Praxistipp | Doch ganz so klar scheint die Rechtslage doch nicht zu sein. Deshalb muss nun der BFH in einem Revisionsverfahren darüber entscheiden, ob der Ablauf der Festsetzungsfrist weiterhin gehemmt ist, wenn der Vorbehalt der Nachprüfung der Steuerbescheide des Prüfungszeitraums nach Abschluss der Betriebsprüfung versehentlich nicht aufgehoben wird. Gegen die Ablehnung auf Änderung solcher Bescheide helfen deshalb vorerst nur ein Einspruch und – mit Hinweis auf das Revisionsverfahren (BFH XI R 37/19) – ein Antrag auf Ruhen des Verfahrens.

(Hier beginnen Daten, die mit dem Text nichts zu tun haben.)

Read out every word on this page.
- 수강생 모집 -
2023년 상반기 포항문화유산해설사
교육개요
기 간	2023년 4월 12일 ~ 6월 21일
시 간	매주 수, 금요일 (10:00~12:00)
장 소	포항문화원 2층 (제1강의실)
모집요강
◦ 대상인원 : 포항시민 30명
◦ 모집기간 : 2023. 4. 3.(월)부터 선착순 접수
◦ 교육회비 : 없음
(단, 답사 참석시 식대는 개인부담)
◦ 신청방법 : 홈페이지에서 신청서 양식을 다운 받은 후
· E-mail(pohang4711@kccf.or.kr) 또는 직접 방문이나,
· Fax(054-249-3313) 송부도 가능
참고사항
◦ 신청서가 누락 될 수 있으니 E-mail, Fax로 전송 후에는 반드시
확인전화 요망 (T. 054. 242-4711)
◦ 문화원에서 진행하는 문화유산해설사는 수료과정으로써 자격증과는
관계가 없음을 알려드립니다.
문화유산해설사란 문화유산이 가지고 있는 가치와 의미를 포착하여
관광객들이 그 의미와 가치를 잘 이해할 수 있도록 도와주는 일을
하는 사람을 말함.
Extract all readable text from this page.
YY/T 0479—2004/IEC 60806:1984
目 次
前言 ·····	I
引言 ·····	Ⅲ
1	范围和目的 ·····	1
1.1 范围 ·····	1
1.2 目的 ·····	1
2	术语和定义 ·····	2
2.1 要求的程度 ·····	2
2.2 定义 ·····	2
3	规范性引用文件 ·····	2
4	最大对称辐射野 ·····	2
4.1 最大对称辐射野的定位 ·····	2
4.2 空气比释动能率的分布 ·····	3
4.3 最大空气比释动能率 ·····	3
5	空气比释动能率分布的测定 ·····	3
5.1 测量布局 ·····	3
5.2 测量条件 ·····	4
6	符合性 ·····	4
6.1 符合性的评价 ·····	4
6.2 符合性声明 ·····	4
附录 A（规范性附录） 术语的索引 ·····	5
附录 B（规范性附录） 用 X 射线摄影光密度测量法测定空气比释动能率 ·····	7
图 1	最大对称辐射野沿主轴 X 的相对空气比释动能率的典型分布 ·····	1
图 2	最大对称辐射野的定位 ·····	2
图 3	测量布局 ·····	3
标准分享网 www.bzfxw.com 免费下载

3. Verhaltensknigge für die BP: Freiwillige Steuerzahlung

Kommt der Prüfer des FA im Rahmen einer Betriebsprüfung einfach nicht zum Ende, obwohl bereits feststeht, dass es zu Feststellungen und zu Steuernachzahlungen kommt, drohen hohe Nachzahlungszinsen. Um diese zu vermeiden, empfiehlt es sich, freiwillige Steuerzahlungen an das FA zu leisten. Hält man sich an ein paar Spielregeln, erlässt das FA die Nachzahlungszinsen ab dem Zeitpunkt der freiwilligen Steuerzahlungen nach § 227 AO aus Billigkeitsgründen.
Um in den Genuss der Nachzahlungszinsen-Stopps durch eine freiwillige Steuerzahlung zu kommen, empfiehlt sich folgende Vorgehensweise:

  • Wenden Sie sich an einen Bearbeiter in der Finanzkasse und informieren Sie diesen, dass ein Mandant wegen drohender Nachzahlungen anlässlich einer Betriebsprüfung freiwillige Sonderzahlungen leisten möchte.
  • Auf dem Überweisungsbeleg an die Finanzkasse sollte zum einen die Steuerart stehen, für die die Zahlung erfolgt und zum anderen das Steuerjahr.
  • Nur mit diesen Hinweisen und dem Vermerk „freiwillige Steuerzahlung wegen BP-Feststellungen“, kann das FA die Zahlungen den späteren Steuerfestsetzungen der Änderungsbescheide zuordnen.

Praxistipp | Kennt der Bearbeiter in der Finanzkasse die Möglichkeit der freiwilligen Sonderzahlung nicht, weisen Sie dezent auf Nr. 70.12 S. 4 des Anwendungserlasses zur AO und auf ein Urteil des BFH (31.5.17, I R 92/15) hin, aus denen sich die Grundsätze zu freiwilligen Steuerzahlungen und den Stopp der Entstehung weiterer Zinsen ergeben. Wichtig zu wissen: Sollte für eine Steuerart in einem Jahr eine zu hohe freiwillige Steuerzahlung geleistet werden und es kommt später zu einer Erstattung, gibt es für diese Erstattung keine Erstattungszinsen.